Fourth, 7% of the studies and practices focused on altering meaning-making processes [59] [60] and facilitating new knowledge and learning experiences through dialogue [5] [46] [56] [61] [62] . In the past, indigenous native women hesitated to actively participate in support groups due to fear of provocation and cold interactions with professionals [51] . Activities such as dance-movement classes and fitness, poetry lessons, storytelling or writing classes, photography classes, and “play-form” associations such as dream-sharing and drawing can be offered, and the participation of spouses, families, caregivers, and friends of women can be encouraged to promote sustainability.
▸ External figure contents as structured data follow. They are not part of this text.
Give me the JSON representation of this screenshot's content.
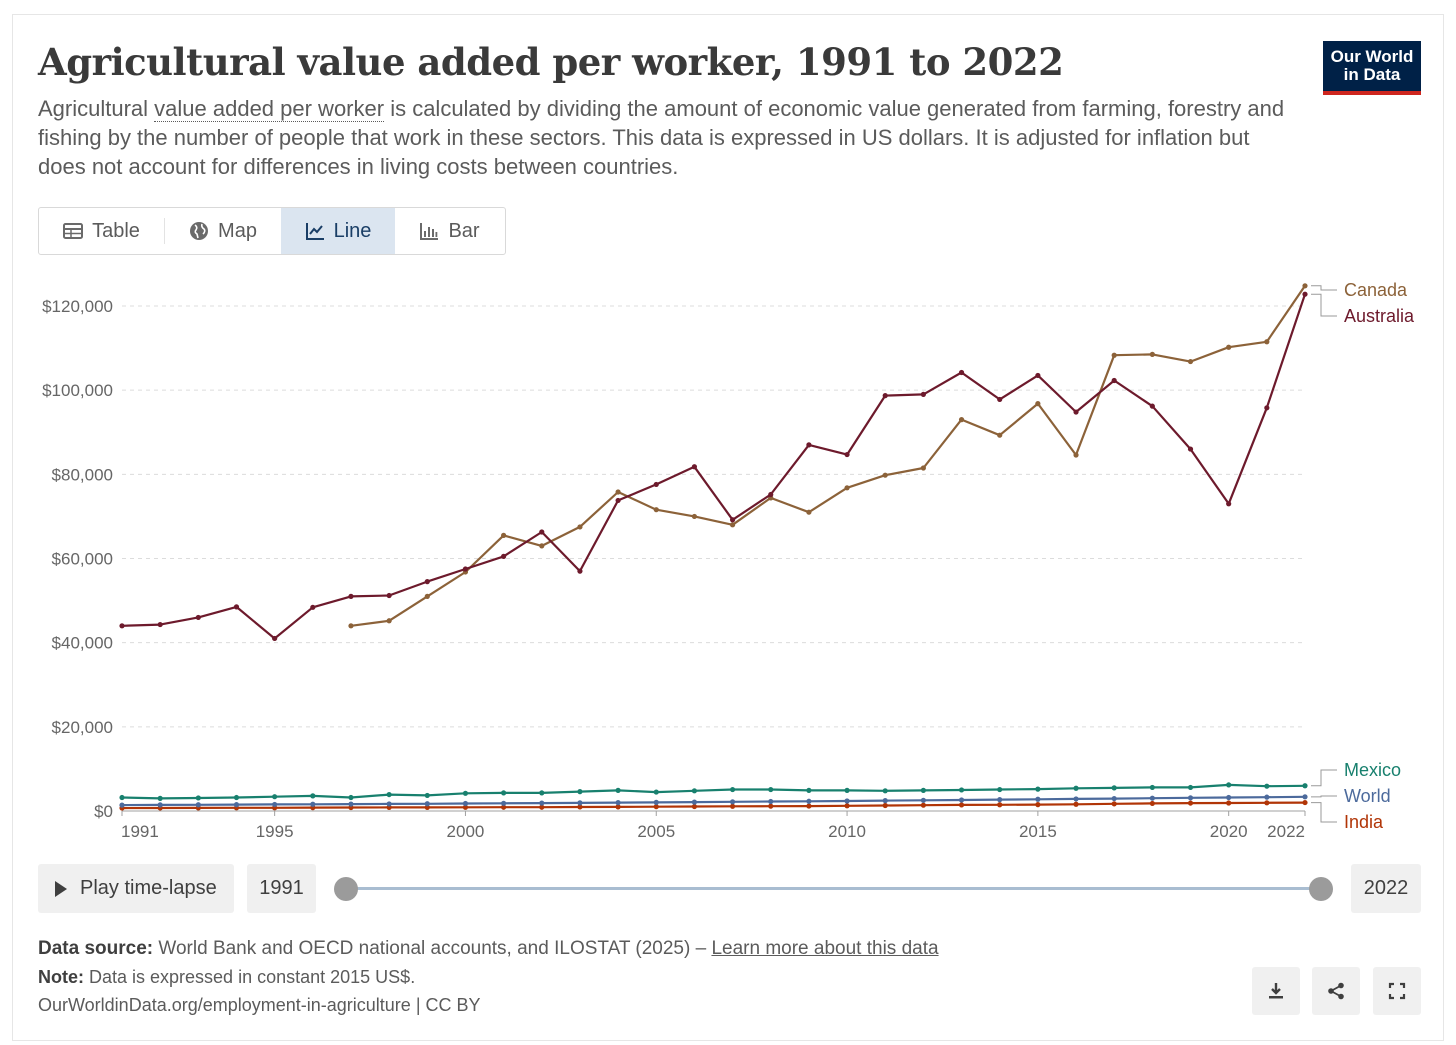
{
  "header": {
    "title": "Agricultural value added per worker, 1991 to 2022",
    "subtitle_before": "Agricultural ",
    "subtitle_link": "value added per worker",
    "subtitle_after": " is calculated by dividing the amount of economic value generated from farming, forestry and fishing by the number of people that work in these sectors. This data is expressed in US dollars. It is adjusted for inflation but does not account for differences in living costs between countries.",
    "logo_line1": "Our World",
    "logo_line2": "in Data"
  },
  "tabs": [
    {
      "label": "Table",
      "icon": "table-icon"
    },
    {
      "label": "Map",
      "icon": "globe-icon"
    },
    {
      "label": "Line",
      "icon": "line-chart-icon",
      "active": true
    },
    {
      "label": "Bar",
      "icon": "bar-chart-icon"
    }
  ],
  "controls": {
    "play_label": "Play time-lapse",
    "start_year": "1991",
    "end_year": "2022"
  },
  "footer": {
    "source_label": "Data source:",
    "source_text": " World Bank and OECD national accounts, and ILOSTAT (2025) – ",
    "source_link": "Learn more about this data",
    "note_label": "Note:",
    "note_text": " Data is expressed in constant 2015 US$.",
    "attribution": "OurWorldinData.org/employment-in-agriculture | CC BY"
  },
  "chart_data": {
    "type": "line",
    "title": "Agricultural value added per worker, 1991 to 2022",
    "xlabel": "",
    "ylabel": "",
    "xlim": [
      1991,
      2022
    ],
    "ylim": [
      0,
      120000
    ],
    "yticks": [
      0,
      20000,
      40000,
      60000,
      80000,
      100000,
      120000
    ],
    "ytick_labels": [
      "$0",
      "$20,000",
      "$40,000",
      "$60,000",
      "$80,000",
      "$100,000",
      "$120,000"
    ],
    "xticks": [
      1991,
      1995,
      2000,
      2005,
      2010,
      2015,
      2020,
      2022
    ],
    "xtick_labels": [
      "1991",
      "1995",
      "2000",
      "2005",
      "2010",
      "2015",
      "2020",
      "2022"
    ],
    "grid": "horizontal dashed",
    "series": [
      {
        "name": "Canada",
        "color": "#8c6239",
        "x": [
          1997,
          1998,
          1999,
          2000,
          2001,
          2002,
          2003,
          2004,
          2005,
          2006,
          2007,
          2008,
          2009,
          2010,
          2011,
          2012,
          2013,
          2014,
          2015,
          2016,
          2017,
          2018,
          2019,
          2020,
          2021,
          2022
        ],
        "values": [
          44000,
          45200,
          51000,
          56800,
          65500,
          63000,
          67500,
          75800,
          71600,
          70000,
          68000,
          74400,
          71000,
          76800,
          79800,
          81500,
          93000,
          89300,
          96800,
          84600,
          108300,
          108500,
          106800,
          110200,
          111500,
          124800
        ]
      },
      {
        "name": "Australia",
        "color": "#6d1a2c",
        "x": [
          1991,
          1992,
          1993,
          1994,
          1995,
          1996,
          1997,
          1998,
          1999,
          2000,
          2001,
          2002,
          2003,
          2004,
          2005,
          2006,
          2007,
          2008,
          2009,
          2010,
          2011,
          2012,
          2013,
          2014,
          2015,
          2016,
          2017,
          2018,
          2019,
          2020,
          2021,
          2022
        ],
        "values": [
          44000,
          44300,
          46000,
          48500,
          41000,
          48400,
          51000,
          51200,
          54500,
          57500,
          60500,
          66300,
          57000,
          73800,
          77600,
          81800,
          69200,
          75200,
          87000,
          84700,
          98700,
          99000,
          104200,
          97800,
          103500,
          94800,
          102300,
          96200,
          86000,
          73000,
          95800,
          122800
        ]
      },
      {
        "name": "Mexico",
        "color": "#18806e",
        "x": [
          1991,
          1992,
          1993,
          1994,
          1995,
          1996,
          1997,
          1998,
          1999,
          2000,
          2001,
          2002,
          2003,
          2004,
          2005,
          2006,
          2007,
          2008,
          2009,
          2010,
          2011,
          2012,
          2013,
          2014,
          2015,
          2016,
          2017,
          2018,
          2019,
          2020,
          2021,
          2022
        ],
        "values": [
          3200,
          3000,
          3100,
          3200,
          3400,
          3600,
          3200,
          3900,
          3700,
          4200,
          4300,
          4300,
          4600,
          4900,
          4500,
          4800,
          5100,
          5100,
          4900,
          4900,
          4800,
          4900,
          5000,
          5100,
          5200,
          5400,
          5500,
          5600,
          5600,
          6200,
          5900,
          6000
        ]
      },
      {
        "name": "World",
        "color": "#4c6a9c",
        "x": [
          1991,
          1992,
          1993,
          1994,
          1995,
          1996,
          1997,
          1998,
          1999,
          2000,
          2001,
          2002,
          2003,
          2004,
          2005,
          2006,
          2007,
          2008,
          2009,
          2010,
          2011,
          2012,
          2013,
          2014,
          2015,
          2016,
          2017,
          2018,
          2019,
          2020,
          2021,
          2022
        ],
        "values": [
          1400,
          1450,
          1480,
          1520,
          1560,
          1600,
          1640,
          1680,
          1720,
          1780,
          1830,
          1880,
          1930,
          1990,
          2050,
          2110,
          2180,
          2250,
          2310,
          2380,
          2460,
          2540,
          2620,
          2700,
          2790,
          2870,
          2950,
          3040,
          3130,
          3210,
          3290,
          3370
        ]
      },
      {
        "name": "India",
        "color": "#b13507",
        "x": [
          1991,
          1992,
          1993,
          1994,
          1995,
          1996,
          1997,
          1998,
          1999,
          2000,
          2001,
          2002,
          2003,
          2004,
          2005,
          2006,
          2007,
          2008,
          2009,
          2010,
          2011,
          2012,
          2013,
          2014,
          2015,
          2016,
          2017,
          2018,
          2019,
          2020,
          2021,
          2022
        ],
        "values": [
          700,
          720,
          740,
          760,
          770,
          800,
          820,
          850,
          860,
          880,
          900,
          900,
          960,
          980,
          1020,
          1060,
          1120,
          1150,
          1170,
          1240,
          1310,
          1380,
          1440,
          1480,
          1510,
          1600,
          1700,
          1800,
          1880,
          1900,
          1950,
          2000
        ]
      }
    ]
  }
}
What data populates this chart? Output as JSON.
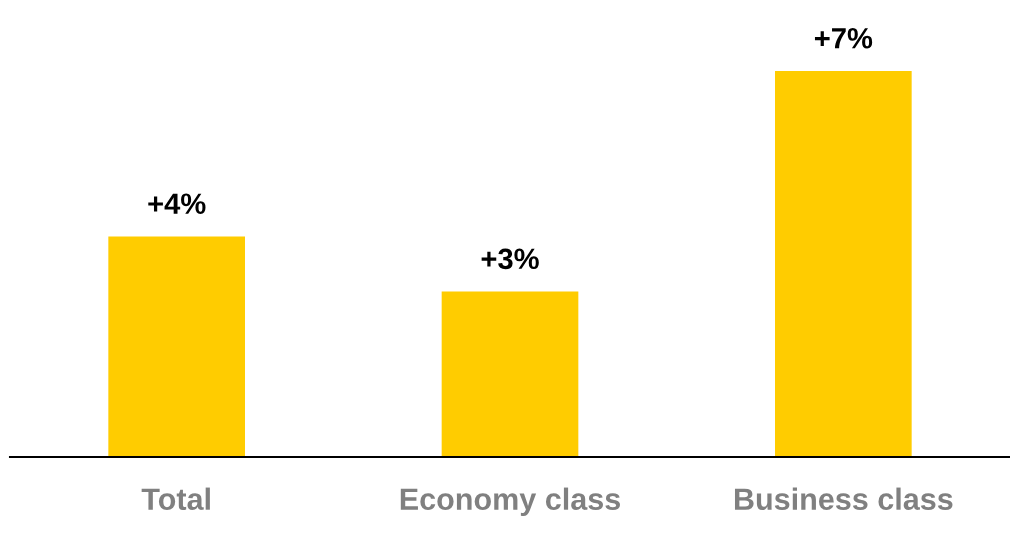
{
  "chart_data": {
    "type": "bar",
    "categories": [
      "Total",
      "Economy class",
      "Business class"
    ],
    "values": [
      4,
      3,
      7
    ],
    "color": "#ffcc00",
    "value_labels": [
      "+4%",
      "+3%",
      "+7%"
    ]
  }
}
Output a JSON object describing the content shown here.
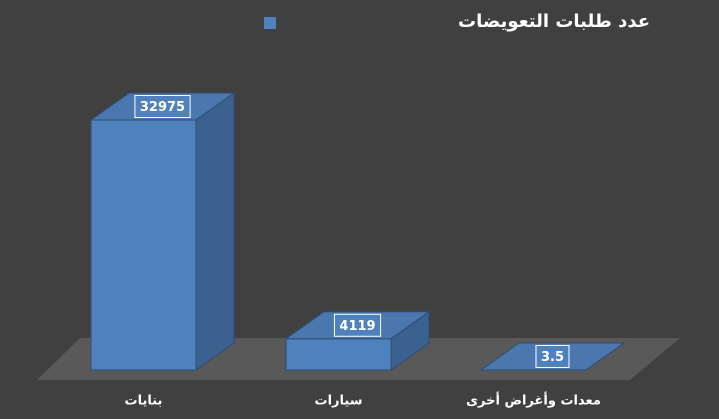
{
  "chart_data": {
    "type": "bar3d",
    "categories": [
      "بنايات",
      "سيارات",
      "معدات وأغراض أخرى"
    ],
    "series": [
      {
        "name": "عدد طلبات التعويضات",
        "color": "#4f81bd",
        "values": [
          32975,
          4119,
          3.5
        ]
      }
    ],
    "legend": "top",
    "data_labels": true
  }
}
Community-based interventions are valuable in low-resource settings. It is therefore beneficial to develop social support resources that can meet the psychosocial needs of non-western women in order to enhance their prognosis and cancer outcome. The review highlights the importance of practices that develop capacity through cohesion among participants, co-creation of meaning-making processes, and a commitment to new ways of being, leading to whole-system change. For non-western (indigenous native and African) women, successful psychosocial interventions should incorporate spirituality, kin networks, and oral storytelling, and take place in culturally welcoming environments that foster trust [51] .

6. Limitations and Implications

There are limited empirical studies focused on indigenous native and Black African women’s psychosocial needs during the treatment phase for breast cancer. Replication studies are needed to further explore the effectiveness of culturally sensitive intervention approaches that incorporate the contextual aspects of socioeconomic status, colonial legacy, and marginalization of those affected by breast cancer. The implication of establishing social support resources in communities is the potential development of multidisciplinary teams consisting of primary healthcare practitioners, traditional healers, and herbalists who can offer a holistic service that could turn around the plight of late diagnosis for indigenous native and Black African women.

Acknowledgements and Source of Funding

This work is based on research supported by the National Institute for the Humanities and Social Sciences.

Conflicts of Interest

There is no conflict of interest present in this article.